The Season So Far
Although rainfall performance improved in January, many areas were still seeing below average conditions when another prolonged dry spell hit in February. Parts of central and southern Mozambique, Zimbabwe, and parts of Zambia and Malawi were affected by extreme dryness from early February to mid-March. Some of these areas experienced their driest February in the past 40 years and serious impacts on rainfed maize production can be expected.
As of mid-March, the region has been affected by a total of 3 cyclones and 2 storms thus far, all making landfall in the same areas (i.e. certain districts of eastern Madagascar and central/northern Mozambique). Between mid-February and mid-March, Tropical Storm DUMAKO, Tropical Cyclone EMNATI and Tropical Cyclone GOMBE brought much needed rainfall to dry areas in Madagascar and northern Mozambique, but also caused extensive flooding and damage.

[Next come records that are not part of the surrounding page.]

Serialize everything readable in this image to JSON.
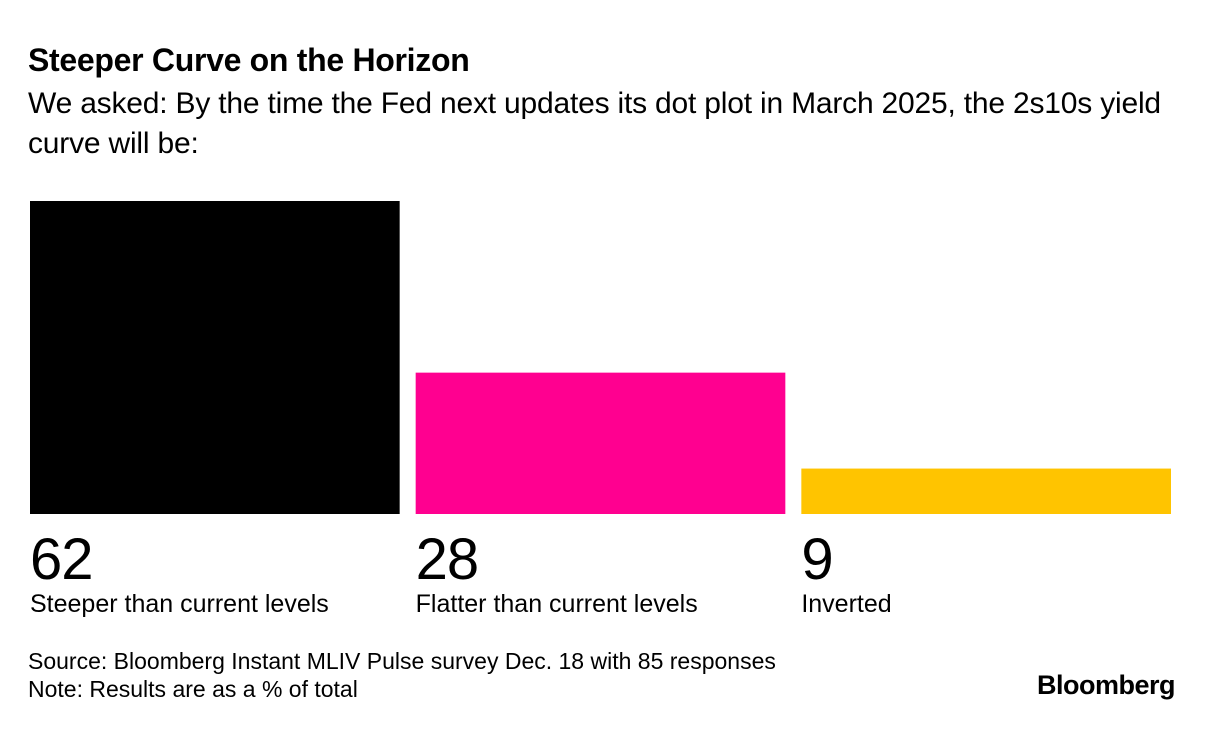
{
  "chart_data": {
    "type": "bar",
    "title": "Steeper Curve on the Horizon",
    "subtitle": "We asked: By the time the Fed next updates its dot plot in March 2025, the 2s10s yield curve will be:",
    "categories": [
      "Steeper than current levels",
      "Flatter than current levels",
      "Inverted"
    ],
    "values": [
      62,
      28,
      9
    ],
    "value_labels": [
      "62",
      "28",
      "9"
    ],
    "colors": [
      "#000000",
      "#ff0090",
      "#ffc400"
    ],
    "ylim": [
      0,
      62
    ],
    "xlabel": "",
    "ylabel": "",
    "grid": false,
    "legend": "none"
  },
  "footer": {
    "source": "Source: Bloomberg Instant MLIV Pulse survey Dec. 18 with 85 responses",
    "note": "Note: Results are as a % of total",
    "brand": "Bloomberg"
  }
}
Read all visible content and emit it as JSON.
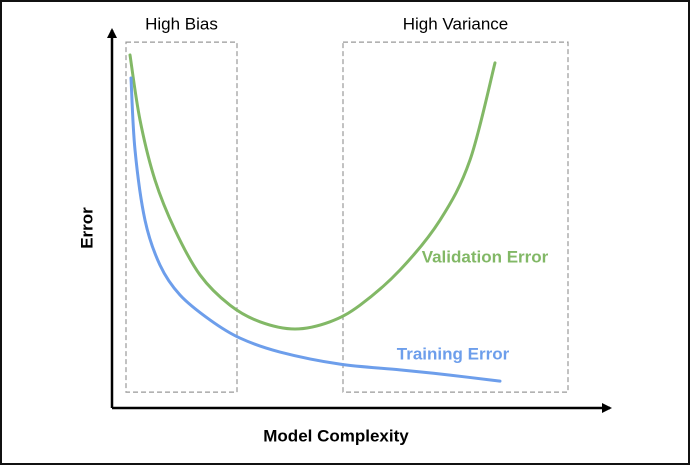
{
  "chart_data": {
    "type": "line",
    "xlabel": "Model Complexity",
    "ylabel": "Error",
    "xlim": [
      0,
      100
    ],
    "ylim": [
      0,
      100
    ],
    "regions": [
      {
        "label": "High Bias",
        "x": [
          2.8,
          25
        ],
        "y": [
          4.2,
          96.8
        ]
      },
      {
        "label": "High Variance",
        "x": [
          46.2,
          91.2
        ],
        "y": [
          4.2,
          96.8
        ]
      }
    ],
    "series": [
      {
        "name": "Validation Error",
        "color": "#82b866",
        "x": [
          3.6,
          5.6,
          8.6,
          12.6,
          17.6,
          23.6,
          29.6,
          36.6,
          43.6,
          49.6,
          57.6,
          65.6,
          71.6,
          76.6
        ],
        "values": [
          93.4,
          76.2,
          60.3,
          47.1,
          35.2,
          27.2,
          22.8,
          20.9,
          22.8,
          27.2,
          36.5,
          49.7,
          65.6,
          91.3
        ]
      },
      {
        "name": "Training Error",
        "color": "#6d9eeb",
        "x": [
          3.8,
          4.6,
          6.6,
          9.6,
          13.6,
          19.6,
          25.6,
          33.6,
          45.6,
          57.6,
          67.6,
          77.6
        ],
        "values": [
          87.3,
          68.3,
          49.7,
          37.8,
          29.9,
          23.3,
          18.5,
          14.8,
          11.6,
          10.1,
          8.7,
          7.1
        ]
      }
    ]
  }
}
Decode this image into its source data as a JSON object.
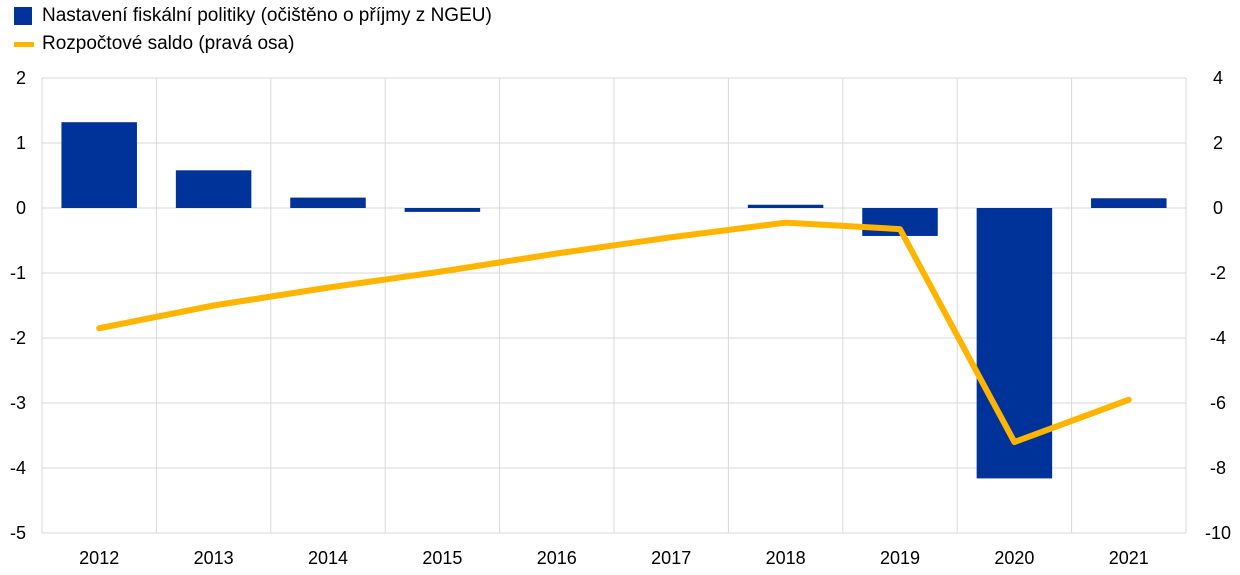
{
  "legend": {
    "bar_label": "Nastavení fiskální politiky (očištěno o příjmy z NGEU)",
    "line_label": "Rozpočtové saldo (pravá osa)"
  },
  "chart_data": {
    "type": "bar",
    "categories": [
      "2012",
      "2013",
      "2014",
      "2015",
      "2016",
      "2017",
      "2018",
      "2019",
      "2020",
      "2021"
    ],
    "series": [
      {
        "name": "Nastavení fiskální politiky (očištěno o příjmy z NGEU)",
        "type": "bar",
        "axis": "left",
        "color": "#003399",
        "values": [
          1.32,
          0.58,
          0.16,
          -0.06,
          0.0,
          0.0,
          0.05,
          -0.43,
          -4.16,
          0.15
        ]
      },
      {
        "name": "Rozpočtové saldo (pravá osa)",
        "type": "line",
        "axis": "right",
        "color": "#FFB400",
        "values": [
          -3.7,
          -3.0,
          -2.45,
          -1.95,
          -1.4,
          -0.9,
          -0.45,
          -0.65,
          -7.2,
          -5.9
        ]
      }
    ],
    "y_left": {
      "min": -5,
      "max": 2,
      "ticks": [
        "2",
        "1",
        "0",
        "-1",
        "-2",
        "-3",
        "-4",
        "-5"
      ]
    },
    "y_right": {
      "min": -10,
      "max": 4,
      "ticks": [
        "4",
        "2",
        "0",
        "-2",
        "-4",
        "-6",
        "-8",
        "-10"
      ]
    },
    "grid": true,
    "legend_position": "top-left"
  }
}
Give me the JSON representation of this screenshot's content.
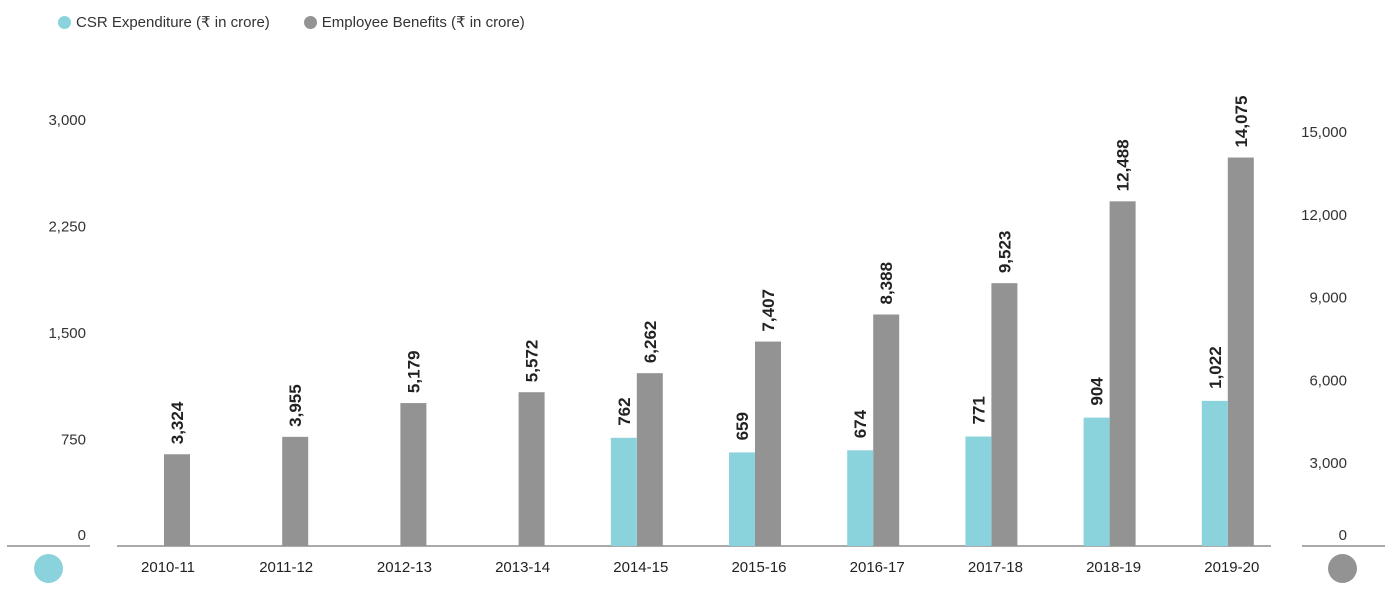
{
  "legend": [
    {
      "label": "CSR Expenditure (₹ in crore)",
      "color": "#8bd3dc"
    },
    {
      "label": "Employee Benefits (₹ in crore)",
      "color": "#939393"
    }
  ],
  "chart_data": {
    "type": "bar",
    "categories": [
      "2010-11",
      "2011-12",
      "2012-13",
      "2013-14",
      "2014-15",
      "2015-16",
      "2016-17",
      "2017-18",
      "2018-19",
      "2019-20"
    ],
    "series": [
      {
        "name": "CSR Expenditure (₹ in crore)",
        "axis": "left",
        "color": "#8bd3dc",
        "values": [
          null,
          null,
          null,
          null,
          762,
          659,
          674,
          771,
          904,
          1022
        ],
        "labels": [
          "",
          "",
          "",
          "",
          "762",
          "659",
          "674",
          "771",
          "904",
          "1,022"
        ]
      },
      {
        "name": "Employee Benefits (₹ in crore)",
        "axis": "right",
        "color": "#939393",
        "values": [
          3324,
          3955,
          5179,
          5572,
          6262,
          7407,
          8388,
          9523,
          12488,
          14075
        ],
        "labels": [
          "3,324",
          "3,955",
          "5,179",
          "5,572",
          "6,262",
          "7,407",
          "8,388",
          "9,523",
          "12,488",
          "14,075"
        ]
      }
    ],
    "y_left": {
      "ticks": [
        0,
        750,
        1500,
        2250,
        3000
      ],
      "tick_labels": [
        "0",
        "750",
        "1,500",
        "2,250",
        "3,000"
      ],
      "ylim": [
        0,
        3000
      ]
    },
    "y_right": {
      "ticks": [
        0,
        3000,
        6000,
        9000,
        12000,
        15000
      ],
      "tick_labels": [
        "0",
        "3,000",
        "6,000",
        "9,000",
        "12,000",
        "15,000"
      ],
      "ylim": [
        0,
        15000
      ]
    },
    "grid": false,
    "legend_position": "top-left"
  }
}
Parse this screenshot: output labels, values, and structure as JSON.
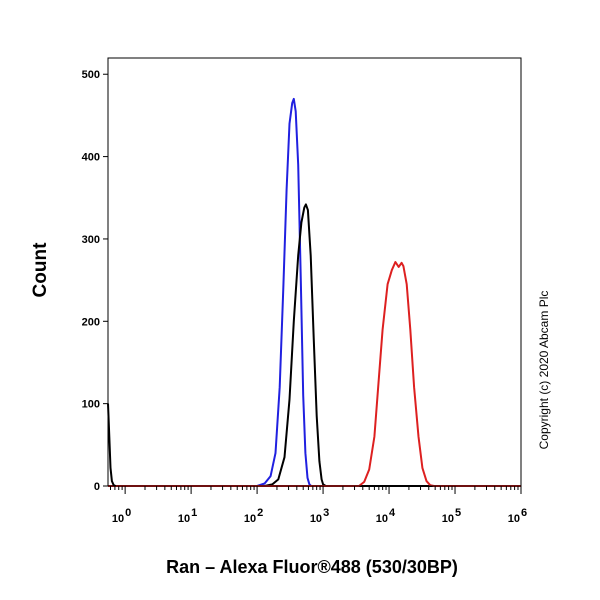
{
  "chart_data": {
    "type": "line",
    "title": "",
    "xlabel": "Ran – Alexa Fluor®488 (530/30BP)",
    "ylabel": "Count",
    "x_scale": "log",
    "xlim": [
      0.55,
      1000000
    ],
    "ylim": [
      0,
      510
    ],
    "y_ticks": [
      0,
      100,
      200,
      300,
      400,
      500
    ],
    "x_ticks": [
      {
        "exp": 0,
        "value": 1
      },
      {
        "exp": 1,
        "value": 10
      },
      {
        "exp": 2,
        "value": 100
      },
      {
        "exp": 3,
        "value": 1000
      },
      {
        "exp": 4,
        "value": 10000
      },
      {
        "exp": 5,
        "value": 100000
      },
      {
        "exp": 6,
        "value": 1000000
      }
    ],
    "grid": false,
    "legend": "none",
    "series": [
      {
        "color": "#2020e0",
        "points": [
          [
            0.55,
            0
          ],
          [
            100,
            0
          ],
          [
            130,
            3
          ],
          [
            160,
            12
          ],
          [
            190,
            40
          ],
          [
            220,
            120
          ],
          [
            250,
            240
          ],
          [
            280,
            360
          ],
          [
            310,
            440
          ],
          [
            340,
            465
          ],
          [
            360,
            470
          ],
          [
            385,
            455
          ],
          [
            420,
            390
          ],
          [
            460,
            250
          ],
          [
            500,
            110
          ],
          [
            540,
            40
          ],
          [
            580,
            10
          ],
          [
            620,
            2
          ],
          [
            660,
            0
          ],
          [
            1000000,
            0
          ]
        ]
      },
      {
        "color": "#000000",
        "points": [
          [
            0.55,
            0
          ],
          [
            130,
            0
          ],
          [
            170,
            2
          ],
          [
            210,
            8
          ],
          [
            260,
            35
          ],
          [
            310,
            105
          ],
          [
            360,
            200
          ],
          [
            420,
            280
          ],
          [
            470,
            320
          ],
          [
            520,
            338
          ],
          [
            550,
            342
          ],
          [
            590,
            335
          ],
          [
            650,
            280
          ],
          [
            720,
            180
          ],
          [
            800,
            85
          ],
          [
            880,
            30
          ],
          [
            950,
            8
          ],
          [
            1000,
            2
          ],
          [
            1100,
            0
          ],
          [
            1000000,
            0
          ]
        ]
      },
      {
        "color": "#dd2020",
        "points": [
          [
            0.55,
            0
          ],
          [
            3500,
            0
          ],
          [
            4200,
            5
          ],
          [
            5000,
            20
          ],
          [
            6000,
            60
          ],
          [
            7000,
            130
          ],
          [
            8000,
            190
          ],
          [
            9500,
            245
          ],
          [
            11000,
            262
          ],
          [
            12500,
            272
          ],
          [
            14000,
            266
          ],
          [
            15500,
            271
          ],
          [
            16500,
            267
          ],
          [
            18500,
            245
          ],
          [
            21000,
            190
          ],
          [
            24000,
            120
          ],
          [
            28000,
            60
          ],
          [
            32000,
            22
          ],
          [
            37000,
            6
          ],
          [
            42000,
            1
          ],
          [
            48000,
            0
          ],
          [
            1000000,
            0
          ]
        ]
      },
      {
        "color": "#000000",
        "points": [
          [
            0.55,
            100
          ],
          [
            0.575,
            60
          ],
          [
            0.6,
            22
          ],
          [
            0.63,
            6
          ],
          [
            0.67,
            1
          ],
          [
            0.72,
            0
          ]
        ]
      }
    ]
  },
  "copyright": "Copyright (c) 2020 Abcam Plc"
}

Given that some forecasts for the remainder of the season project normal to below normal rainfall across much of the region, the outlook is not promising. Below average cereal production is anticipated in Mozambique, Zimbabwe, Madagascar, with severe impacts on production in certain provinces. Parts of Malawi and Zambia are also likely to register below average production.
Regional maize supply in the upcoming 2022/23 marketing year is expected to be average, as opening stocks are likely to be above average and production is anticipated to be average at best. Although the region may have adequate maize availability to meet its demand, access among import dependent countries will be constrained by high prices at source markets. This is particularly concerning given that the region has already been seeing elevated prices in major markets such as South Africa and Zambia, and the situation has been exacerbated by global commodity prices skyrocketing following the Ukraine conflict. Although the region does not rely heavily on international maize imports, South Africa’s maize prices will likely remain elevated in line with international prices.